Drive My Car, directed by Ryusuke Hamaguchi, 2021.
IAN RICKSON’s production of Uncle Vanya, in a new adaptation by the excellent Irish playwright Conor McPherson, had its premiere in the West End in late January 2020; COVID closed it in mid-March. Before it was able to reopen, it was filmed for television by Ross MacGibbon. (In the U.S. it appeared on Great Performances in 2021.) Not having caught it live, I have no way of knowing how much the shuttered theatres and pandemic isolation might have altered what Londoners saw at the Harold Pinter Theatre in the month before the company was sent home, but watching the film, you feel the actors have brought the exasperation and entrapment of the lockdown with them. This is the roughest, most desperate, most highly strung Vanya I’ve ever encountered.
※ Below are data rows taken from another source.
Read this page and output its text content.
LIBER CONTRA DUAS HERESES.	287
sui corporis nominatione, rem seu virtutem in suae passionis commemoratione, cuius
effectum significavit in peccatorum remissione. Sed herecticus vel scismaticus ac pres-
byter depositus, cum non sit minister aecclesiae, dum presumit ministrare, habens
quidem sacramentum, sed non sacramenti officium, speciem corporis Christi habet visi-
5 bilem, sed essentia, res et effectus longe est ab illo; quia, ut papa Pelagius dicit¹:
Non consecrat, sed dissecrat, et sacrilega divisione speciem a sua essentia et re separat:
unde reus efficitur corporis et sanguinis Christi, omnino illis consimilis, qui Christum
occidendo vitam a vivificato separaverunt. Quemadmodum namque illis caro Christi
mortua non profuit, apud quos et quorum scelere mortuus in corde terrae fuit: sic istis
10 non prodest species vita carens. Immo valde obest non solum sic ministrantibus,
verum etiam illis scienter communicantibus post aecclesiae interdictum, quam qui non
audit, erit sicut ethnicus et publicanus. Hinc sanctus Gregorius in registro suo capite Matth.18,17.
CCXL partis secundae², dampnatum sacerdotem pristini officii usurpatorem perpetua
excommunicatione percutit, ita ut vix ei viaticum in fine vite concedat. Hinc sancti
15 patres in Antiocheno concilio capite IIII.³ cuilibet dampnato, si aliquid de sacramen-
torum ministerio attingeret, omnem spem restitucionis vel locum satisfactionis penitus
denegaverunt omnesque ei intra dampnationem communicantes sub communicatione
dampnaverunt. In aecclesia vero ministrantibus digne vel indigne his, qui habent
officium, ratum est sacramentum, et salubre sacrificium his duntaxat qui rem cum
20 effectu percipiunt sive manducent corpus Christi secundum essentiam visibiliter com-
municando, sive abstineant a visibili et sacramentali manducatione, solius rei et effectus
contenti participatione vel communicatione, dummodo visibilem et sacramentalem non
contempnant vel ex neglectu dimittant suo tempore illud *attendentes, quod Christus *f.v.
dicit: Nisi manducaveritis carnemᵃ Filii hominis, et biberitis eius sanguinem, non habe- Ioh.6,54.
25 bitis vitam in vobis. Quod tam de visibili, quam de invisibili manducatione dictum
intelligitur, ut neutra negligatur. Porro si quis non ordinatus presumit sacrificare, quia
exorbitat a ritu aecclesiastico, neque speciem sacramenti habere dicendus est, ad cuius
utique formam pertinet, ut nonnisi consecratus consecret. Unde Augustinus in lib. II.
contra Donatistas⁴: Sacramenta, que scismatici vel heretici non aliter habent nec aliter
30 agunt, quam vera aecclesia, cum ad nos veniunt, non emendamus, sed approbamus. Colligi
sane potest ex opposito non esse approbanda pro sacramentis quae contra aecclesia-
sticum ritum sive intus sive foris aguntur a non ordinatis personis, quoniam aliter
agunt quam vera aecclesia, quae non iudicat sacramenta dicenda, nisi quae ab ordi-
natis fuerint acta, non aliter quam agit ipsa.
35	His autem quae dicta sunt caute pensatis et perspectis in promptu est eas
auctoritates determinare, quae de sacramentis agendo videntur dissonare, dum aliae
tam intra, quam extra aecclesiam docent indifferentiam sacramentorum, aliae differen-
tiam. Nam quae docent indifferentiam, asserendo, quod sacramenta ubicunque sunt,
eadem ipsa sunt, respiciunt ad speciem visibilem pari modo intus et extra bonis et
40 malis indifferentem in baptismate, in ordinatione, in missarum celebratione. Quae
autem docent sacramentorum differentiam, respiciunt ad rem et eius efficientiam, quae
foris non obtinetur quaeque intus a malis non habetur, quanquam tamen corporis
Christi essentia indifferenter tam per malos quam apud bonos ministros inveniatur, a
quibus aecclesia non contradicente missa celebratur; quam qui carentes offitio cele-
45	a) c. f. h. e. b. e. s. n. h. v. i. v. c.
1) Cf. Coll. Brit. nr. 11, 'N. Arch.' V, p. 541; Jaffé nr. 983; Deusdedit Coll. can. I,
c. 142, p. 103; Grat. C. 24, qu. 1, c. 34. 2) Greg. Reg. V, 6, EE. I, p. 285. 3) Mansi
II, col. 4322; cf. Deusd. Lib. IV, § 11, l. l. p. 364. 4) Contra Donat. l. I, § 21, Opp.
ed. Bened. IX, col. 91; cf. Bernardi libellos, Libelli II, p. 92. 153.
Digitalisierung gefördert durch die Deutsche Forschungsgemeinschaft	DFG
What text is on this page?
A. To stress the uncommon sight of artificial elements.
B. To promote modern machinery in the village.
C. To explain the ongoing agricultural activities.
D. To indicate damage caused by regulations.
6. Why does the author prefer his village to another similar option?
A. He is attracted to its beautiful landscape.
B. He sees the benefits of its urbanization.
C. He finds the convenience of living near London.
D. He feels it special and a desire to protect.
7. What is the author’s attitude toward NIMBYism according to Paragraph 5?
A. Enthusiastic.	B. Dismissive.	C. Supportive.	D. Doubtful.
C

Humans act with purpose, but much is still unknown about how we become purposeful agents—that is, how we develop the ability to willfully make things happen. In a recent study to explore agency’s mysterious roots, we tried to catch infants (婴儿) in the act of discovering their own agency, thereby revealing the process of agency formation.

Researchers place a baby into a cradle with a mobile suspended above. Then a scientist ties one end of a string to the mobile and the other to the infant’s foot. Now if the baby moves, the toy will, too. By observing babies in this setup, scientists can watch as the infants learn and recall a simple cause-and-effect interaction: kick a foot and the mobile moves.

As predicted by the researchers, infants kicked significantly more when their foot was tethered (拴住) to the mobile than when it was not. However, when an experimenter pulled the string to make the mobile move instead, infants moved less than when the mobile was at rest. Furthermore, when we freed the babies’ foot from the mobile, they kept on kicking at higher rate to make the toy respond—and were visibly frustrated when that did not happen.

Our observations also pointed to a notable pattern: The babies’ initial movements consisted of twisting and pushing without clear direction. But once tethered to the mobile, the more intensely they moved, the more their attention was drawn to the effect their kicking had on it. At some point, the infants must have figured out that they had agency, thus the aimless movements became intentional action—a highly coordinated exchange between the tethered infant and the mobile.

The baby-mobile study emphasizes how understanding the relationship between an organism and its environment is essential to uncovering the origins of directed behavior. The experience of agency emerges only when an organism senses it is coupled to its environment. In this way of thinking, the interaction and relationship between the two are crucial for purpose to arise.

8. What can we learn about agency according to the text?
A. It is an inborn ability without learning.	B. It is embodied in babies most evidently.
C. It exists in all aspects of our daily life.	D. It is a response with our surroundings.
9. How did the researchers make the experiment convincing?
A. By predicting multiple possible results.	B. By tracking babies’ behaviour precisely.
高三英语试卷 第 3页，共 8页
In the opening scene between Dr. Astrov (Richard Armitage) and the old housekeeper Marina (here called Nanny and played with unusual range of emotion by the veteran actress Anna Calder-Marshall), the doctor is already in the depths of existential bewilderment. The bearded, slender Armitage, who played Thorin in the films, is handsome in an almost Byronic way and has a rich vocal instrument; he’s an even more poetic Astrov than Olivier was in the 1963 film of the famous Chichester Theatre production. But the lyrical quality of his readings is befogged—certainly by vodka but also, we intuit, by a sense that, buried as he is in this semi-literate backwater, where he lacks the materials to slow the ravages of typhus and where he rages against the looming demise of the forest he so loves, he feels he’s reached the end of the road.